Deb B. (Anonymous), etc., respondent, v. Longwood Central School District, et al., appellants.
Argued—May 10, 2018
DECISION & ORDER
In an action, inter alia, to recover damages for negligent supervision, the defendants appeal from an order of the Supreme Court, Suffolk County (John H. Rouse, J.), dated April 27, 2016. The order denied the defendants' motion for summary judgment dismissing the complaint.
ORDERED that the order is reversed, on the law, with costs, and the defendants' motion for summary judgment dismissing the complaint is granted.
In 2011, Deb B. was a special education student at Longwood High School. After arriving at school one morning, she entered the building in the company of JG, another special education student who had been a passenger with her on the same school bus. After stopping by the school's cafeteria, and before the first-period class, JG asked Deb B. to accompany him outside the school building to the bleachers near the athletic field, and Deb B. agreed to do so. Deb B. alleges that JG then sexually assaulted her while they were on the bleachers.
Deb B., by her mother and natural guardian, commenced this action against the Longwood Central School District and two of its administrators, asserting causes of action alleging: (1) negligent supervision; (2) a violation of 42 USC § 1983; and (3) a violation of 20 USC § 1412 based on the failure to provide a free and appropriate education to a child with disabilities. The defendants moved for summary judgment dismissing the complaint. The Supreme Court denied the defendants' motion, and the defendants appeal.
“Under the doctrine that a school district acts in loco parentis with respect to its minor students, a school district owes a ‘special duty’ to the students themselves” (Ferguson v. City of New York, 118 AD3d 849, 850, quoting Pratt v. Robinson, 39 N.Y.2d 554, 560). Thus, schools have a duty to adequately supervise the students in their care, and may be held liable for foreseeable injuries proximately related to the absence of adequate supervision (see Mirand v. City of New York, 84 N.Y.2d 44, 49; Timothy Mc. v. Beacon City Sch. Dist., 127 AD3d 826, 827). “Schools are not, however, insurers of students' safety and ‘cannot reasonably be expected to continuously supervise and control all movements and activities of students' ” (Stephenson v. City of New York, 19 NY3d 1031, 1033, quoting Mirand v. City of New York, 84 N.Y.2d at 49). “The standard for determining whether the school has breached its duty is to compare the school's supervision and protection to that of a parent of ordinary prudence placed in the same situation and armed with the same information” (Timothy Mc. v. Beacon City Sch. Dist., 127 AD3d at 828; see David v. County of Suffolk, 1 NY3d 525, 526).
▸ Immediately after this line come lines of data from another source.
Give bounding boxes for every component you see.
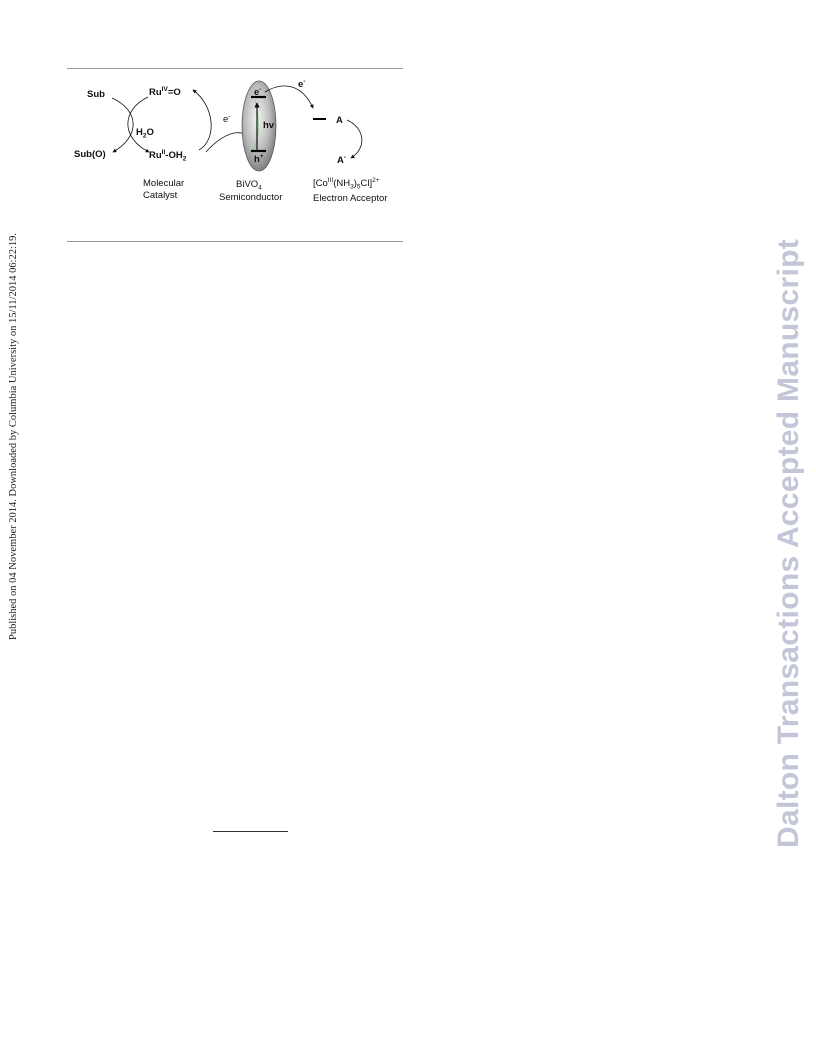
acceptor-reduction-arrow [347, 120, 362, 158]
catalyst-oxidation-arrow [193, 90, 211, 150]
photon-label: hv [263, 120, 275, 131]
reaction-scheme [67, 70, 403, 240]
scheme-top-rule [67, 68, 403, 69]
electron-label-left: e- [223, 113, 231, 125]
hole-label: h+ [254, 153, 264, 165]
substrate-label: Sub [87, 89, 105, 100]
ru-oxo-label: $Ru^{IV}=O$ [149, 86, 181, 98]
catalyst-caption-line2: Catalyst [143, 190, 178, 201]
catalyst-caption-line1: Molecular [143, 178, 185, 189]
semiconductor-formula: BiVO$_4$ [236, 179, 262, 192]
oxidation-arrow-left [112, 98, 133, 152]
oxidized-substrate-label: Sub(O) [74, 149, 106, 160]
journal-watermark: Dalton Transactions Accepted Manuscript [772, 238, 805, 848]
publication-side-note: Published on 04 November 2014. Downloaded by Columbia University on 15/11/2014 06:22:19. [8, 232, 19, 640]
acceptor-formula: $[Co^{III}(NH_3)_5Cl]^{2+}$ [313, 177, 380, 191]
acceptor-caption: Electron Acceptor [313, 193, 388, 204]
acceptor-label: A [336, 115, 343, 126]
scheme-bottom-rule [67, 241, 403, 242]
ru-aqua-label: $Ru^{II}-OH_2$ [149, 149, 187, 163]
electron-label-right: e- [298, 78, 306, 90]
oxidation-arrow-right [128, 97, 149, 152]
semiconductor-caption: Semiconductor [219, 192, 283, 203]
footnote-separator [213, 831, 288, 832]
electron-label-band: e- [254, 86, 262, 98]
water-label: $H_2O$ [136, 127, 154, 140]
reduced-acceptor-label: A- [337, 154, 347, 166]
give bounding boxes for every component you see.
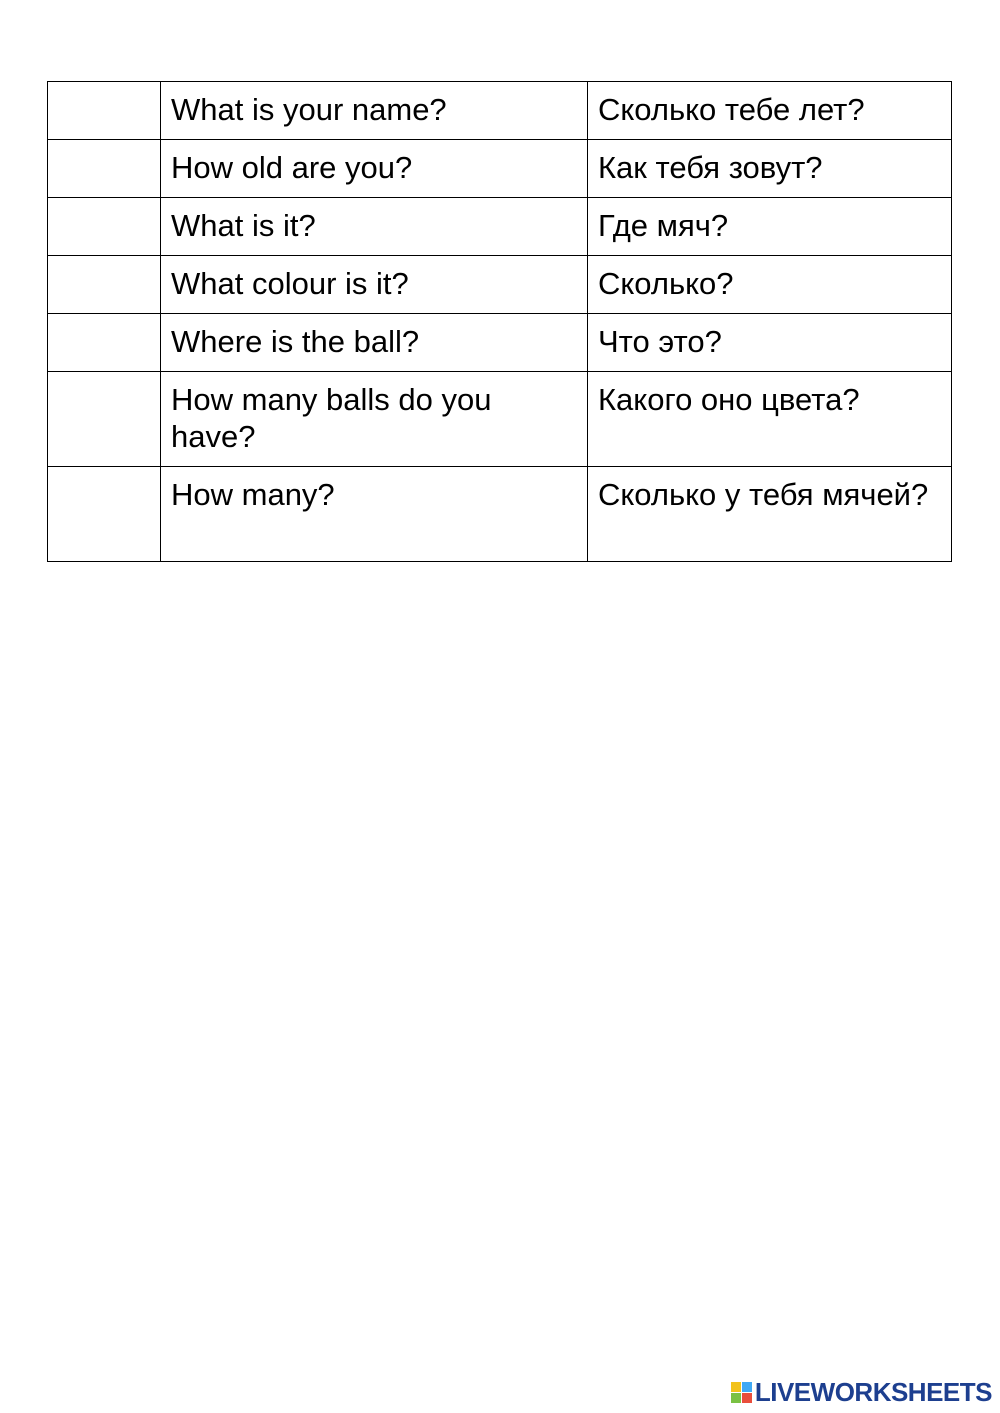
matching-table bbox=[47, 81, 952, 562]
answer-cell[interactable] bbox=[48, 198, 161, 256]
answer-cell[interactable] bbox=[48, 372, 161, 467]
russian-question: Сколько? bbox=[588, 256, 952, 314]
english-question: How many? bbox=[161, 467, 588, 562]
russian-question: Где мяч? bbox=[588, 198, 952, 256]
table-row bbox=[48, 82, 952, 140]
english-question: How many balls do you have? bbox=[161, 372, 588, 467]
english-question: How old are you? bbox=[161, 140, 588, 198]
russian-question: Что это? bbox=[588, 314, 952, 372]
table-row bbox=[48, 256, 952, 314]
english-question: What is it? bbox=[161, 198, 588, 256]
table-row bbox=[48, 314, 952, 372]
answer-cell[interactable] bbox=[48, 467, 161, 562]
logo-square bbox=[742, 1393, 752, 1403]
answer-cell[interactable] bbox=[48, 314, 161, 372]
answer-cell[interactable] bbox=[48, 140, 161, 198]
russian-question: Как тебя зовут? bbox=[588, 140, 952, 198]
table-row bbox=[48, 198, 952, 256]
logo-square bbox=[731, 1393, 741, 1403]
table-row bbox=[48, 140, 952, 198]
logo-square bbox=[731, 1382, 741, 1392]
russian-question: Сколько у тебя мячей? bbox=[588, 467, 952, 562]
english-question: What colour is it? bbox=[161, 256, 588, 314]
russian-question: Сколько тебе лет? bbox=[588, 82, 952, 140]
table-row bbox=[48, 372, 952, 467]
russian-question: Какого оно цвета? bbox=[588, 372, 952, 467]
liveworksheets-logo bbox=[731, 1379, 992, 1405]
english-question: Where is the ball? bbox=[161, 314, 588, 372]
logo-mark-icon bbox=[731, 1382, 752, 1403]
table-row bbox=[48, 467, 952, 562]
english-question: What is your name? bbox=[161, 82, 588, 140]
answer-cell[interactable] bbox=[48, 82, 161, 140]
logo-text: LIVEWORKSHEETS bbox=[754, 1377, 992, 1407]
answer-cell[interactable] bbox=[48, 256, 161, 314]
logo-square bbox=[742, 1382, 752, 1392]
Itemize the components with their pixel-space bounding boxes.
Here, in support of their motion for summary judgment, the defendants submitted evidence that Deb B.'s individualized education plan did not provide for a school aide to escort her from the school bus to the school building or to escort her throughout the building as she moved between classes. Deb B.'s mother testified that she was aware that Deb B. was not so escorted, and that she had no expectation that this would be done. The evidence submitted by the defendants also indicated that Deb B. had no history of leaving the school building improperly. Finally, neither the complaint nor the bill of particulars alleged that JG had a propensity to engage in dangerous conduct, or that the defendants knew or should have known of any such propensity (cf. Guerriero v Sewanhaka Cent. High Sch. Dist., 150 AD3d 831, 832; Timothy Mc. v. Beacon City Sch. Dist., 127 AD3d at 828). Under these circumstances, the defendants made a prima facie showing of their entitlement to summary judgment dismissing the first cause of action alleging negligent supervision (see Williams v. Weatherstone, 23 NY3d 384, 402–403; Stephenson v. City of New York, 19 NY3d 1031, 1034; Chalen v. Glen Cove School Dist., 29 AD3d 508, 509–510). In opposition, the plaintiff failed to raise a triable issue of fact. Accordingly, the Supreme Court should have granted that branch of the defendants' motion which was for summary judgment dismissing the first cause of action alleging negligent supervision.
The Supreme Court also should have granted those branches of the defendants' motion which were for summary judgment dismissing the second and third causes of action. With respect to the second cause of action alleging a violation of 42 USC § 1983, the defendants established, prima facie, that they did not violate Deb B.'s constitutional rights (see Smith v. Guilford Bd. of Educ., 226 Fed Appx 58, 61–62 [2d Cir]; Reid ex rel. Roz B. v. Freeport Pub. Sch. Dist., 89 F Supp 3d 450, 459 [ED NY] ). In opposition, the plaintiffs failed to raise a triable issue of fact. With respect to the third cause of action alleging a violation of 20 USC § 1412, the complaint seeks only monetary damages, which are not available for the violation of that statute (see Polera v Board of Educ. of Newburgh Enlarged City Sch. Dist., 288 F3d 478, 485 [2d Cir] ).
SCHEINKMAN, P.J., RIVERA, MILLER and LASALLE, JJ., concur.